Jedenfalls hat schorschilia ein sehr schönes Bild geliefert. Zu dem Motiv "Buddha mit Swastika auf der Brust" kann ich auch noch einen Scan beitragen. Es handelt sich um eine Darstellung auf einem Höllengeldschein, d.h., der Schein wird für die Toten verbrannt und die Chinesen glauben, dass die Seelen der Verstorbenen das Geld dann in der Unterwelt benutzen können. Dort scheint übrigens die Inflation zu grassieren, denn der Wert der "Banknote" beläuft sich auf 1 Milliarde Yuan.
Erwin

----------


## Willi Wacker

...nur der Anschauung halber...
wenn sich Jemand dadurch gestört fühlt 
es gar anstössig ist oder gegen das Gesetz verstösst 
kann es natürlich jederzeit gelöscht werden


das eine von Schorsch

die zwei Anderen aus Wikipedia
leider habe ich keine eigenen Bilder aus alter Zeit mit diesem Zeichen gefunden

----------


## Willi Wacker

> Wenn man das Bild Horizontal dreht, ist es das Zeichen des Nazi Regime. So gesehen eigentlich heikel solche Bilder ins Netz zu stellen.
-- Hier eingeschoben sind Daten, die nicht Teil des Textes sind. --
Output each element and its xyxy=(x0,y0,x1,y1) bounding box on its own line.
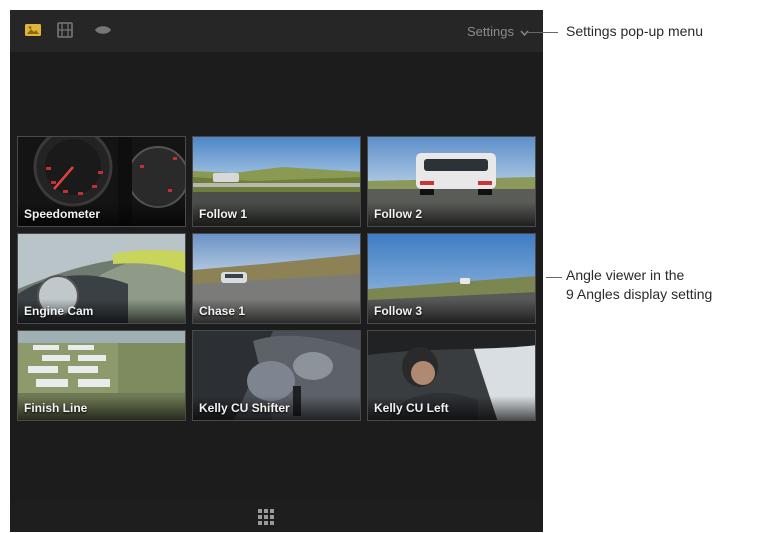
angle-tile[interactable]: Speedometer xyxy=(17,136,186,227)
video-only-icon[interactable] xyxy=(56,22,74,38)
angle-tile[interactable]: Follow 2 xyxy=(367,136,536,227)
angle-tile[interactable]: Kelly CU Shifter xyxy=(192,330,361,421)
angle-viewer-callout-line1: Angle viewer in the xyxy=(566,267,685,283)
angle-tile[interactable]: Follow 3 xyxy=(367,233,536,324)
angle-label: Follow 3 xyxy=(374,304,422,318)
angle-label: Kelly CU Left xyxy=(374,401,449,415)
settings-callout: Settings pop-up menu xyxy=(566,23,703,39)
angle-label: Follow 2 xyxy=(374,207,422,221)
settings-label: Settings xyxy=(467,23,514,39)
angle-label: Engine Cam xyxy=(24,304,94,318)
angle-viewer-callout-leader xyxy=(546,277,562,278)
angle-label: Finish Line xyxy=(24,401,88,415)
angle-label: Speedometer xyxy=(24,207,101,221)
nine-angles-grid-icon[interactable] xyxy=(258,509,274,525)
angle-tile[interactable]: Engine Cam xyxy=(17,233,186,324)
angle-tile[interactable]: Chase 1 xyxy=(192,233,361,324)
angle-viewer-footer xyxy=(10,500,543,532)
angle-tile[interactable]: Kelly CU Left xyxy=(367,330,536,421)
angle-tile[interactable]: Follow 1 xyxy=(192,136,361,227)
video-and-audio-icon[interactable] xyxy=(24,22,42,38)
angle-label: Follow 1 xyxy=(199,207,247,221)
settings-popup-menu[interactable]: Settings xyxy=(467,21,529,41)
angle-label: Kelly CU Shifter xyxy=(199,401,290,415)
angle-viewer-callout-line2: 9 Angles display setting xyxy=(566,286,713,302)
angle-grid: Speedometer Follow 1 Follow 2 Engine Cam… xyxy=(17,136,537,421)
audio-only-icon[interactable] xyxy=(94,22,112,38)
angle-tile[interactable]: Finish Line xyxy=(17,330,186,421)
angle-viewer: Settings Speedometer Follow 1 Follow 2 E… xyxy=(10,10,543,532)
viewer-background xyxy=(10,52,543,136)
angle-viewer-toolbar: Settings xyxy=(10,10,543,52)
angle-label: Chase 1 xyxy=(199,304,246,318)
chevron-down-icon xyxy=(520,24,529,39)
settings-callout-leader xyxy=(528,32,558,33)
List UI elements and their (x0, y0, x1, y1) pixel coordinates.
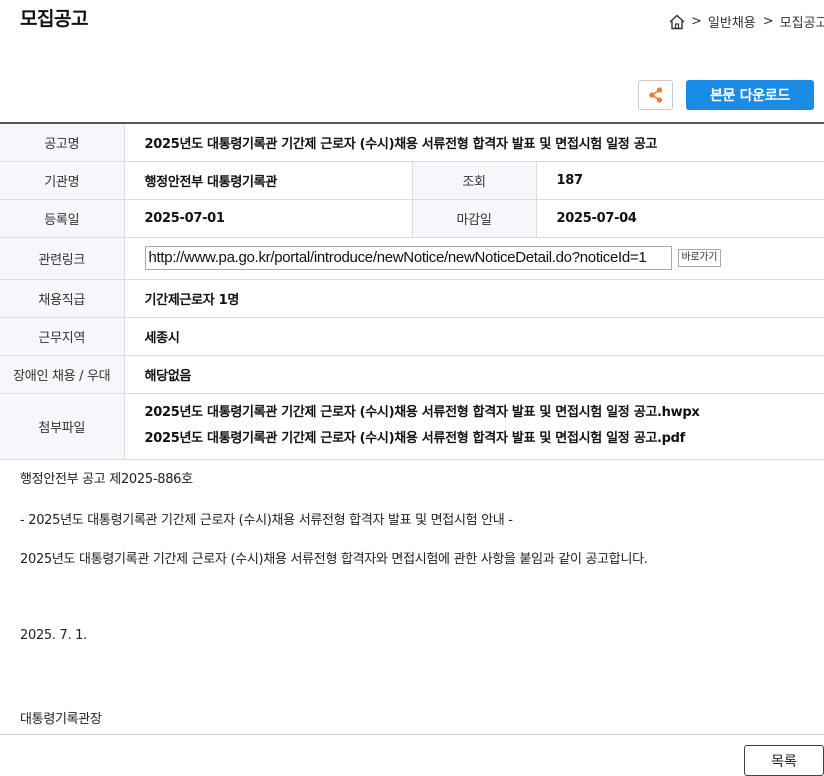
table-row: 관련링크 http://www.pa.go.kr/portal/introduc… (0, 236, 824, 280)
notice-info-table: 공고명 2025년도 대통령기록관 기간제 근로자 (수시)채용 서류전형 합격… (0, 122, 824, 460)
table-row: 첨부파일 2025년도 대통령기록관 기간제 근로자 (수시)채용 서류전형 합… (0, 392, 824, 460)
disability-label: 장애인 채용 / 우대 (0, 354, 125, 394)
region-label: 근무지역 (0, 316, 125, 356)
notice-date: 2025. 7. 1. (20, 628, 87, 643)
table-row: 기관명 행정안전부 대통령기록관 조회 187 (0, 160, 824, 200)
link-label: 관련링크 (0, 236, 125, 280)
disability-value: 해당없음 (124, 354, 824, 394)
views-label: 조회 (411, 160, 537, 200)
related-link-field[interactable]: http://www.pa.go.kr/portal/introduce/new… (144, 246, 672, 270)
breadcrumb-item-recruitment[interactable]: 모집공고 (780, 12, 824, 31)
breadcrumb-separator: > (762, 14, 774, 29)
attachments-label: 첨부파일 (0, 392, 125, 460)
deadline-label: 마감일 (411, 198, 537, 238)
home-icon[interactable] (668, 13, 686, 31)
attachment-pdf-link[interactable]: 2025년도 대통령기록관 기간제 근로자 (수시)채용 서류전형 합격자 발표… (145, 426, 824, 452)
org-value: 행정안전부 대통령기록관 (124, 160, 412, 200)
position-value: 기간제근로자 1명 (124, 278, 824, 318)
table-row: 근무지역 세종시 (0, 316, 824, 356)
title-label: 공고명 (0, 122, 125, 162)
notice-number: 행정안전부 공고 제2025-886호 (20, 472, 193, 487)
breadcrumb-item-general-hiring[interactable]: 일반채용 (708, 12, 756, 31)
breadcrumb: > 일반채용 > 모집공고 (668, 12, 824, 31)
share-icon (648, 87, 662, 103)
reg-date-label: 등록일 (0, 198, 125, 238)
divider (0, 734, 824, 735)
table-row: 장애인 채용 / 우대 해당없음 (0, 354, 824, 394)
table-row: 채용직급 기간제근로자 1명 (0, 278, 824, 318)
views-value: 187 (536, 160, 824, 200)
go-link-button[interactable]: 바로가기 (677, 249, 722, 267)
breadcrumb-separator: > (691, 14, 702, 29)
notice-text: 2025년도 대통령기록관 기간제 근로자 (수시)채용 서류전형 합격자와 면… (20, 552, 648, 567)
notice-signature: 대통령기록관장 (20, 712, 102, 727)
table-row: 등록일 2025-07-01 마감일 2025-07-04 (0, 198, 824, 238)
list-button[interactable]: 목록 (744, 745, 824, 776)
position-label: 채용직급 (0, 278, 125, 318)
table-row: 공고명 2025년도 대통령기록관 기간제 근로자 (수시)채용 서류전형 합격… (0, 122, 824, 162)
notice-title: 2025년도 대통령기록관 기간제 근로자 (수시)채용 서류전형 합격자 발표… (124, 122, 824, 162)
download-body-button[interactable]: 본문 다운로드 (686, 80, 814, 110)
attachments-list: 2025년도 대통령기록관 기간제 근로자 (수시)채용 서류전형 합격자 발표… (124, 392, 824, 460)
region-value: 세종시 (124, 316, 824, 356)
share-button[interactable] (638, 80, 673, 110)
attachment-hwpx-link[interactable]: 2025년도 대통령기록관 기간제 근로자 (수시)채용 서류전형 합격자 발표… (145, 400, 824, 426)
page-title: 모집공고 (20, 8, 88, 30)
reg-date-value: 2025-07-01 (124, 198, 412, 238)
deadline-value: 2025-07-04 (536, 198, 824, 238)
org-label: 기관명 (0, 160, 125, 200)
notice-subtitle: - 2025년도 대통령기록관 기간제 근로자 (수시)채용 서류전형 합격자 … (20, 513, 513, 528)
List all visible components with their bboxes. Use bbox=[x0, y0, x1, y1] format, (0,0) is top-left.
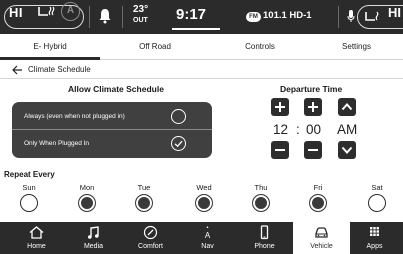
apps-grid-icon bbox=[370, 227, 379, 236]
outside-temp: 23° bbox=[133, 4, 149, 15]
day-toggle-wed[interactable] bbox=[195, 194, 213, 212]
option-always-radio[interactable] bbox=[171, 109, 186, 124]
chevron-down-icon bbox=[341, 146, 353, 154]
passenger-seat-icon[interactable] bbox=[364, 10, 380, 24]
schedule-heading: Allow Climate Schedule bbox=[68, 84, 164, 94]
nav-apps[interactable]: Apps bbox=[346, 222, 403, 254]
nav-media[interactable]: Media bbox=[65, 222, 122, 254]
departure-time-heading: Departure Time bbox=[280, 84, 343, 94]
option-always-label[interactable]: Always (even when not plugged in) bbox=[24, 113, 125, 120]
microphone-icon[interactable] bbox=[347, 9, 355, 23]
day-toggle-tue[interactable] bbox=[135, 194, 153, 212]
nav-nav-label: Nav bbox=[201, 243, 214, 250]
svg-text:A: A bbox=[205, 231, 211, 240]
day-label-wed: Wed bbox=[196, 183, 212, 192]
breadcrumb: Climate Schedule bbox=[0, 61, 403, 79]
day-label-mon: Mon bbox=[79, 183, 95, 192]
nav-apps-label: Apps bbox=[366, 243, 383, 250]
nav-vehicle[interactable]: Vehicle bbox=[293, 222, 350, 254]
plus-icon bbox=[308, 102, 318, 112]
car-icon bbox=[315, 227, 328, 238]
check-icon bbox=[174, 140, 183, 148]
nav-home[interactable]: Home bbox=[8, 222, 65, 254]
period-up-button[interactable] bbox=[338, 98, 356, 116]
status-divider bbox=[338, 6, 339, 28]
period-down-button[interactable] bbox=[338, 141, 356, 159]
compass-icon: A bbox=[205, 226, 211, 240]
tab-off-road[interactable]: Off Road bbox=[100, 34, 210, 60]
clock: 9:17 bbox=[176, 6, 207, 23]
heated-seat-icon[interactable] bbox=[36, 5, 56, 19]
day-toggle-fri[interactable] bbox=[309, 194, 327, 212]
status-bar: HI A 23° OUT 9:17 FM 101.1 HD-1 HI bbox=[0, 0, 403, 34]
plus-icon bbox=[275, 102, 285, 112]
outside-temp-caption: OUT bbox=[133, 17, 148, 24]
minute-decrease-button[interactable] bbox=[304, 141, 322, 159]
nav-nav[interactable]: A Nav bbox=[179, 222, 236, 254]
status-divider bbox=[89, 6, 90, 28]
period-value: AM bbox=[337, 122, 358, 137]
nav-media-label: Media bbox=[83, 243, 104, 250]
nav-phone[interactable]: Phone bbox=[236, 222, 293, 254]
tab-settings[interactable]: Settings bbox=[310, 34, 403, 60]
status-divider bbox=[122, 6, 123, 28]
minus-icon bbox=[275, 149, 285, 151]
auto-climate-button[interactable]: A bbox=[61, 2, 80, 21]
radio-station[interactable]: 101.1 HD-1 bbox=[263, 10, 312, 21]
comfort-icon bbox=[143, 225, 158, 240]
back-arrow-icon[interactable] bbox=[12, 65, 23, 75]
nav-vehicle-label: Vehicle bbox=[310, 243, 333, 250]
clock-underline bbox=[172, 28, 220, 30]
nav-home-label: Home bbox=[27, 243, 46, 250]
minute-increase-button[interactable] bbox=[304, 98, 322, 116]
day-toggle-thu[interactable] bbox=[252, 194, 270, 212]
nav-phone-label: Phone bbox=[254, 243, 275, 250]
phone-icon bbox=[260, 225, 269, 240]
home-icon bbox=[29, 226, 44, 239]
active-tab-indicator bbox=[0, 57, 100, 60]
day-label-tue: Tue bbox=[137, 183, 151, 192]
day-label-sat: Sat bbox=[371, 183, 383, 192]
radio-band-badge: FM bbox=[246, 12, 261, 22]
option-plugged-in-label[interactable]: Only When Plugged In bbox=[24, 140, 89, 147]
passenger-temp-setting[interactable]: HI bbox=[388, 5, 401, 20]
day-label-fri: Fri bbox=[313, 183, 323, 192]
nav-comfort-label: Comfort bbox=[138, 243, 163, 250]
minute-value: 00 bbox=[306, 122, 322, 137]
tab-controls[interactable]: Controls bbox=[210, 34, 310, 60]
minus-icon bbox=[308, 149, 318, 151]
hour-increase-button[interactable] bbox=[271, 98, 289, 116]
page-title: Climate Schedule bbox=[28, 65, 91, 74]
day-toggle-sun[interactable] bbox=[20, 194, 38, 212]
time-separator: : bbox=[296, 122, 300, 137]
option-divider bbox=[12, 129, 212, 130]
bell-icon[interactable] bbox=[98, 8, 112, 24]
repeat-every-label: Repeat Every bbox=[4, 170, 55, 179]
nav-comfort[interactable]: Comfort bbox=[122, 222, 179, 254]
music-note-icon bbox=[88, 226, 99, 239]
day-toggle-sat[interactable] bbox=[368, 194, 386, 212]
hour-value: 12 bbox=[273, 122, 289, 137]
chevron-up-icon bbox=[341, 103, 353, 111]
driver-temp-setting[interactable]: HI bbox=[9, 5, 23, 20]
hour-decrease-button[interactable] bbox=[271, 141, 289, 159]
day-label-sun: Sun bbox=[22, 183, 36, 192]
day-label-thu: Thu bbox=[254, 183, 268, 192]
day-toggle-mon[interactable] bbox=[78, 194, 96, 212]
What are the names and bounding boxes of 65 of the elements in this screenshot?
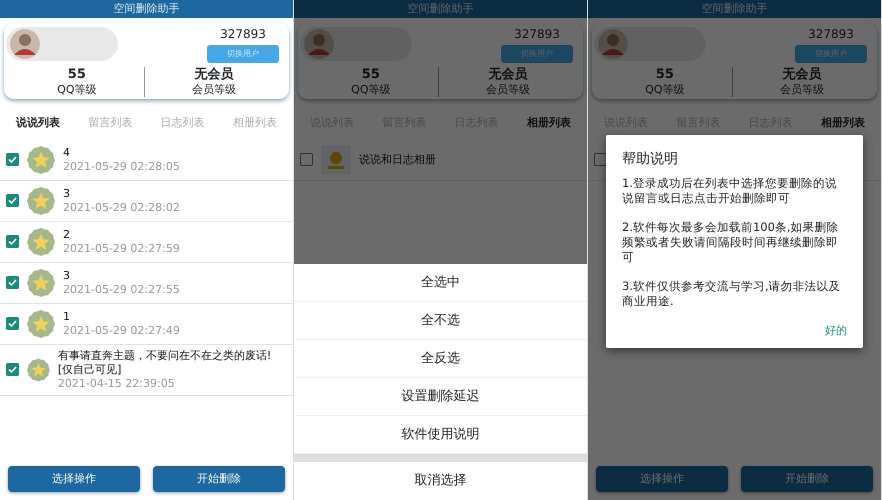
action-button[interactable]: 选择操作 [8, 466, 140, 492]
stat-value: 55 [656, 67, 674, 83]
dialog-title: 帮助说明 [622, 150, 679, 169]
action-button[interactable]: 开始删除 [153, 466, 285, 492]
album-title: 说说和日志相册 [359, 152, 436, 166]
checkbox[interactable] [6, 235, 19, 248]
qq-number: 327893 [514, 27, 560, 41]
star-badge-icon [27, 228, 55, 256]
post-text: 4 [63, 146, 71, 160]
post-time: 2021-05-29 02:27:55 [63, 282, 180, 296]
post-text: 有事请直奔主题，不要问在不在之类的废话! [仅自己可见] [58, 348, 272, 376]
title-bar: 空间删除助手 [0, 0, 293, 18]
star-badge-icon [27, 186, 55, 214]
album-thumbnail-icon [321, 144, 351, 174]
tab[interactable]: 相册列表 [232, 115, 277, 132]
tab[interactable]: 日志列表 [160, 115, 205, 132]
star-badge-icon [27, 268, 55, 296]
qq-number: 327893 [220, 27, 266, 41]
star-badge-icon [27, 310, 55, 338]
stat-label: QQ等级 [351, 83, 390, 97]
ok-button[interactable]: 好的 [825, 323, 847, 340]
post-text: 3 [63, 186, 71, 200]
checkbox[interactable] [6, 363, 19, 376]
avatar [304, 29, 334, 59]
stat-value: 无会员 [782, 67, 822, 83]
qq-number: 327893 [808, 27, 854, 41]
checkbox[interactable] [594, 153, 607, 166]
stat-value: 无会员 [488, 67, 528, 83]
title-bar: 空间删除助手 [294, 0, 587, 18]
stat-value: 55 [68, 67, 86, 83]
checkbox[interactable] [300, 153, 313, 166]
stat-label: QQ等级 [57, 83, 96, 97]
avatar [10, 29, 40, 59]
action-button[interactable]: 选择操作 [596, 466, 728, 492]
dialog-text: 2.软件每次最多会加载前100条,如果删除频繁或者失败请间隔段时间再继续删除即可 [622, 220, 840, 265]
tab[interactable]: 相册列表 [820, 115, 865, 132]
post-time: 2021-05-29 02:27:49 [63, 324, 180, 338]
title-bar: 空间删除助手 [588, 0, 881, 18]
switch-user-button[interactable]: 切换用户 [207, 45, 279, 63]
dialog-text: 1.登录成功后在列表中选择您要删除的说说留言或日志点击开始删除即可 [622, 176, 838, 206]
stat-value: 55 [362, 67, 380, 83]
tab[interactable]: 相册列表 [526, 115, 571, 132]
post-text: 3 [63, 268, 71, 282]
tab[interactable]: 说说列表 [16, 115, 60, 132]
post-time: 2021-04-15 22:39:05 [58, 376, 176, 390]
stat-label: 会员等级 [192, 83, 236, 97]
post-text: 2 [63, 228, 71, 242]
checkbox[interactable] [6, 276, 19, 289]
post-time: 2021-05-29 02:28:05 [63, 160, 180, 174]
checkbox[interactable] [6, 153, 19, 166]
stat-label: 会员等级 [780, 83, 824, 97]
stat-label: 会员等级 [486, 83, 530, 97]
post-time: 2021-05-29 02:28:02 [63, 200, 180, 214]
post-time: 2021-05-29 02:27:59 [63, 242, 180, 256]
tab[interactable]: 留言列表 [88, 115, 132, 132]
star-badge-icon [27, 146, 55, 174]
checkbox[interactable] [6, 317, 19, 330]
action-button[interactable]: 开始删除 [741, 466, 873, 492]
stat-value: 无会员 [194, 67, 234, 83]
star-badge-icon [27, 356, 50, 384]
post-text: 1 [63, 310, 71, 324]
avatar [598, 29, 628, 59]
stat-label: QQ等级 [645, 83, 684, 97]
checkbox[interactable] [6, 194, 19, 207]
dialog-text: 3.软件仅供参考交流与学习,请勿非法以及商业用途. [622, 279, 842, 309]
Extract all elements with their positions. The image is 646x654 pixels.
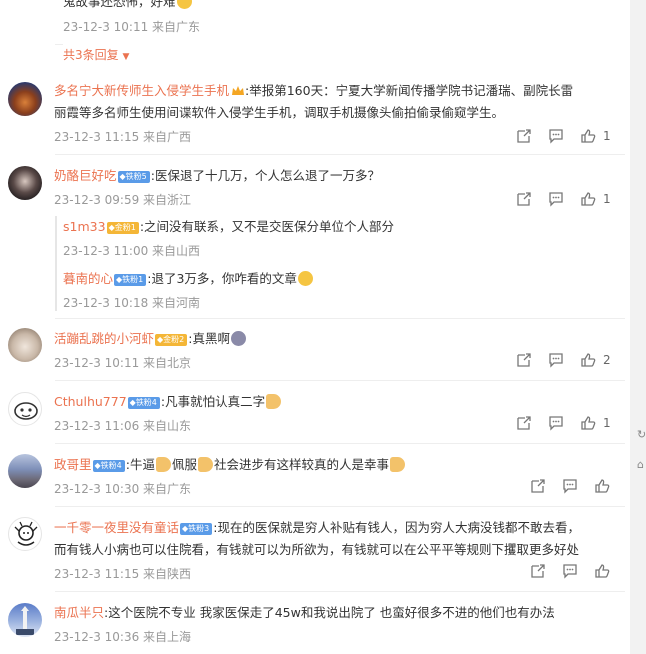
comment-line-1: 南瓜半只:这个医院不专业 我家医保走了45w和我说出院了 也蛮好很多不进的他们也… (54, 605, 555, 620)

...nicht horizontal Schorsch, du meinst sicher spiegeln...seitenverkehrt ...auf links drehen...
dann , ja dann kommt es zu diesem komischen Zeichen 

aber ist eh Wurscht

----------


## schorschilia

> *1*....nicht horizontal... Schorsch,                                                                                                                                                                                *2* du meinst sicher spiegeln...seitenverkehrt ...auf links drehen...
> 
> *3*.aber ist eh Wurscht


*1*. Doch Willi;horizontal
*2*. richtig ich meine spiegeln.....Photoshop schreibt Horizontal spiegeln
*3*. Richtig  ::

----------


## Willi Wacker

...also " horizontal " is für mich wat ganz anderes   ::

----------


## TeigerWutz

> ...also " horizontal " is für mich wat ganz anderes


Gespiegeltes Gewerbe meinste? 

Übrigens, ....hier habe ich den Buddha (ge-) "mirrored" 


LG TW

----------


## Willi Wacker

> Gespiegeltes Gewerbe meinste?


...waagerecht...liegend  ::  ::

----------


## schorschilia

ich wollte beim Beitrag 8 Thanks klicken; geht aber nicht.

----------


## Willi Wacker

...kann man denn auch vertikal spiegeln
 einfach mal so gefragt ?
und was kommt dann dabei heraus ?

----------


## schorschilia

> ...kann man denn auch vertikal spiegeln
> 
> und was kommt dann dabei heraus ?


kann man...und das kommt dabei heraus

----------


## Willi Wacker

...bin ja auf meine alten Tage immer noch lernfähig  ::

----------


## schorschilia

Aber Sinn macht das Bild nicht wirklich.

----------